In dieser gleichermassen volatilen wie aufgeheizten Situation befragte der LVB seine Sek-I-Mitglieder noch einmal und deren Votum war eindeutig: Fast 83% sprachen sich dafür aus, die Stundentafel noch einmal zu überarbeiten. Dies verstand die LVB-Geschäftsleitung als Auftrag, sich für eine verbesserte Lösung einzusetzen. Dementsprechend pendelte der LVB als Ideenlieferant und Vermittler über den Sommer hinweg unermüdlich zwischen den verschiedenen Akteuren hin und her. Erklärtes Ziel dabei war es, eine Lösung zu finden, welche es möglich machen würde, die politischen Vorstösse zurückzuziehen, um im Herbst 2017 eine definitive Lösung für das Schuljahr 2018/19 vorliegen zu haben. Andernfalls hätte es für die Sekundarschulen keine Planungssicherheit gegeben.
Am Ende dieses langen Weges steht nun das Ergebnis, das zwar nicht nur, aber auch dank des Einsatzes des LVB möglich geworden ist, und letzte Woche präsentiert wurde. Sie finden die neue Stundentafel hier als PDF.
Naturgemäss ist eine Stundentafel immer ein Kompromiss und nicht alle berechtigten Wünsche und Anliegen können berücksichtigt werden. Die Herabstufung des Faches Geografie auf nurmehr 4 Lektionen (je 2 im 1. und 3. Sekundarschuljahr mit einem Unterbruch im 2. Schuljahr) ist alles andere als optimal.
Es gab mehrere Gründe, die dazu geführt haben, dass am Schluss die Geografie am meisten verloren hat. Der erste Grund sind die seit Langem bestehenden Klagen der ausbildenden Betriebe über mangelnde Mathematikkenntnisse der Schulabgänger, denen mit einer Erhöhung der Lektionenzahl in Mathematik begegnet wurde – wodurch diese Lektionen aber zwangsläufig woanders fehlen mussten. Der zweite Grund ist der Druck, Chemie spätestens im 2. Schuljahr der Sek I zu unterrichten, damit die Schülerinnen und Schüler im Berufswahlprozess schon wissen, ob ihnen dieses Fach zusagt (dadurch musste im 2. Schuljahr ein anderes Fach weichen) und schliesslich wurde in Hinblick auf die zu stärkende politische Bildung Geschichte höher gewichtet als Geografie.
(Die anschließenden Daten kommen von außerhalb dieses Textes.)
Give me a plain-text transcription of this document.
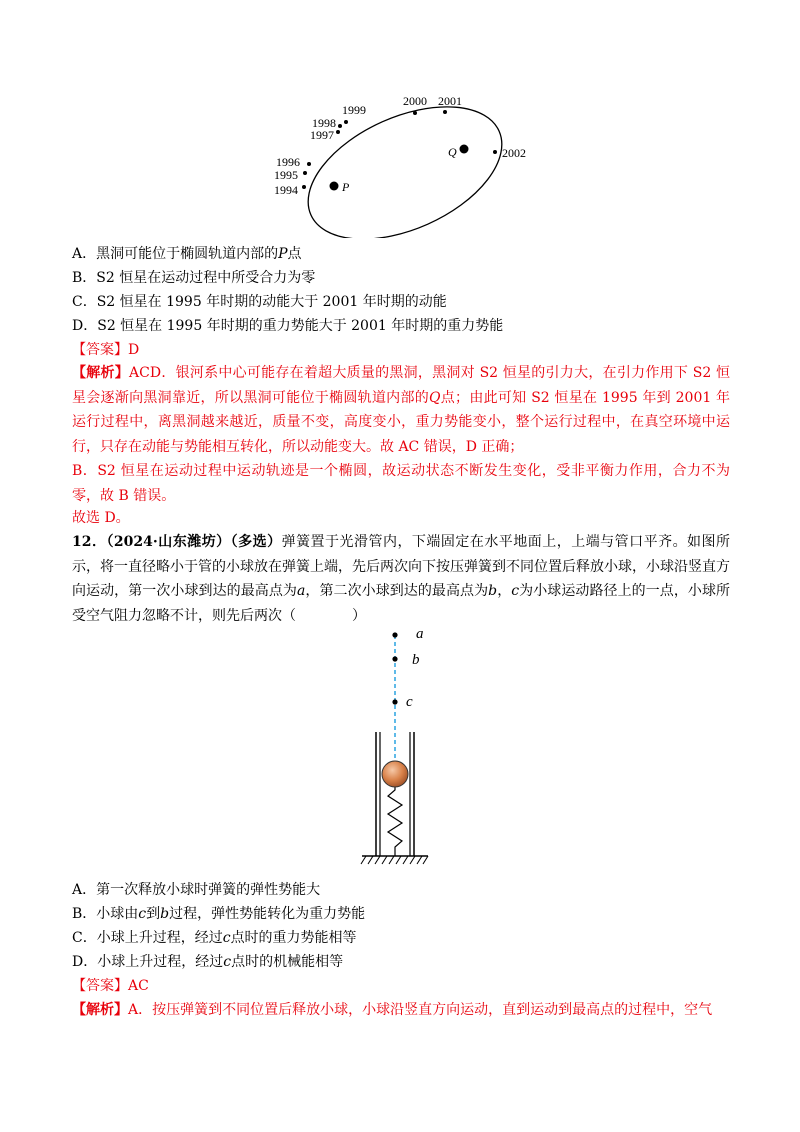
1999
1998
1997
1996
1995
1994
2000 2001
2002
Q
P
A．黑洞可能位于椭圆轨道内部的P点
B．S2 恒星在运动过程中所受合力为零
C．S2 恒星在 1995 年时期的动能大于 2001 年时期的动能
D．S2 恒星在 1995 年时期的重力势能大于 2001 年时期的重力势能
【答案】D
【解析】ACD．银河系中心可能存在着超大质量的黑洞，黑洞对 S2 恒星的引力大，在引力作用下 S2 恒星会逐渐向黑洞靠近，所以黑洞可能位于椭圆轨道内部的Q点；由此可知 S2 恒星在 1995 年到 2001 年运行过程中，离黑洞越来越近，质量不变，高度变小，重力势能变小，整个运行过程中，在真空环境中运行，只存在动能与势能相互转化，所以动能变大。故 AC 错误，D 正确；
B．S2 恒星在运动过程中运动轨迹是一个椭圆，故运动状态不断发生变化，受非平衡力作用，合力不为零，故 B 错误。
故选 D。
12．（2024·山东潍坊）（多选）弹簧置于光滑管内，下端固定在水平地面上，上端与管口平齐。如图所示，将一直径略小于管的小球放在弹簧上端，先后两次向下按压弹簧到不同位置后释放小球，小球沿竖直方向运动，第一次小球到达的最高点为a，第二次小球到达的最高点为b，c为小球运动路径上的一点，小球所受空气阻力忽略不计，则先后两次（　　　　）
a
b
c
A．第一次释放小球时弹簧的弹性势能大
B．小球由c到b过程，弹性势能转化为重力势能
C．小球上升过程，经过c点时的重力势能相等
D．小球上升过程，经过c点时的机械能相等
【答案】AC
【解析】A．按压弹簧到不同位置后释放小球，小球沿竖直方向运动，直到运动到最高点的过程中，空气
Selbstverständlich wäre es auch dem LVB lieber gewesen, eine Lösung finden zu können, welche für Geografie ebenfalls über die 3 Sekundarschuljahre hinweg ein Modell 2-2-2 beinhaltet hätte. Unter den gegebenen Voraussetzungen war dies jedoch nicht machbar.
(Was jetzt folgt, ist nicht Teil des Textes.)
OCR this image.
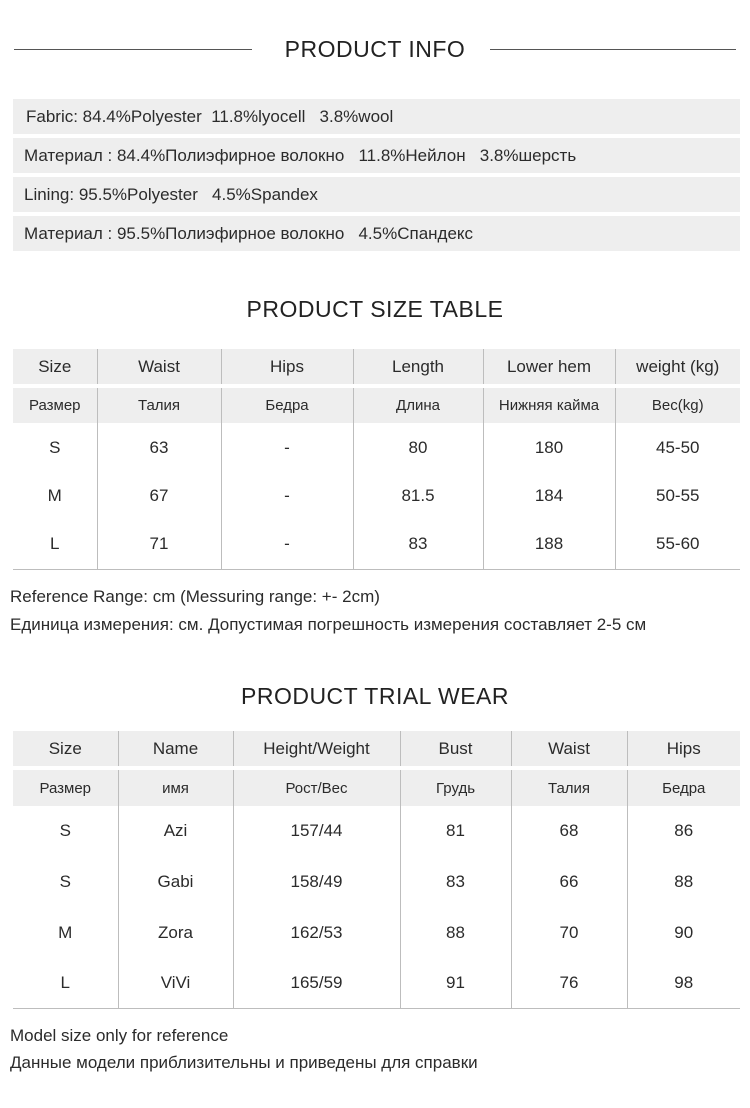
PRODUCT INFO
Fabric: 84.4%Polyester  11.8%lyocell   3.8%wool
Материал : 84.4%Полиэфирное волокно   11.8%Нейлон   3.8%шерсть
Lining: 95.5%Polyester   4.5%Spandex
Материал : 95.5%Полиэфирное волокно   4.5%Спандекс
PRODUCT SIZE TABLE
Size	Waist	Hips	Length	Lower hem	weight (kg)

Размер	Талия	Бедра	Длина	Нижняя кайма	Вес(kg)
S	63	-	80	180	45-50
M	67	-	81.5	184	50-55
L	71	-	83	188	55-60
Reference Range: cm (Messuring range: +- 2cm)
Единица измерения: см. Допустимая погрешность измерения составляет 2-5 см
PRODUCT TRIAL WEAR
Size	Name	Height/Weight	Bust	Waist	Hips

Размер	имя	Рост/Вес	Грудь	Талия	Бедра
S	Azi	157/44	81	68	86
S	Gabi	158/49	83	66	88
M	Zora	162/53	88	70	90
L	ViVi	165/59	91	76	98
Model size only for reference
Данные модели приблизительны и приведены для справки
Um die Herabstufung der Geografie abzumindern, wartet der LVB sogleich mit zwei neuen Vorschlägen resp. Forderungen auf:
- Auf der Sek II ist das Fach Geografie zu stärken. So wurden z.B. an den Gymnasien im Zuge der Verlängerung von 3.5 auf 4 Jahre mehrere Fächer um ein halbes Jahr verlängert, nicht aber Geografie – und zwar auch im Gegensatz zu Basel-Stadt. Jetzt ist der Zeitpunkt gekommen, um das zu korrigieren! Der LVB hat diese Forderung bereits auf die Pendenzenliste des Bildungsrats setzen lassen.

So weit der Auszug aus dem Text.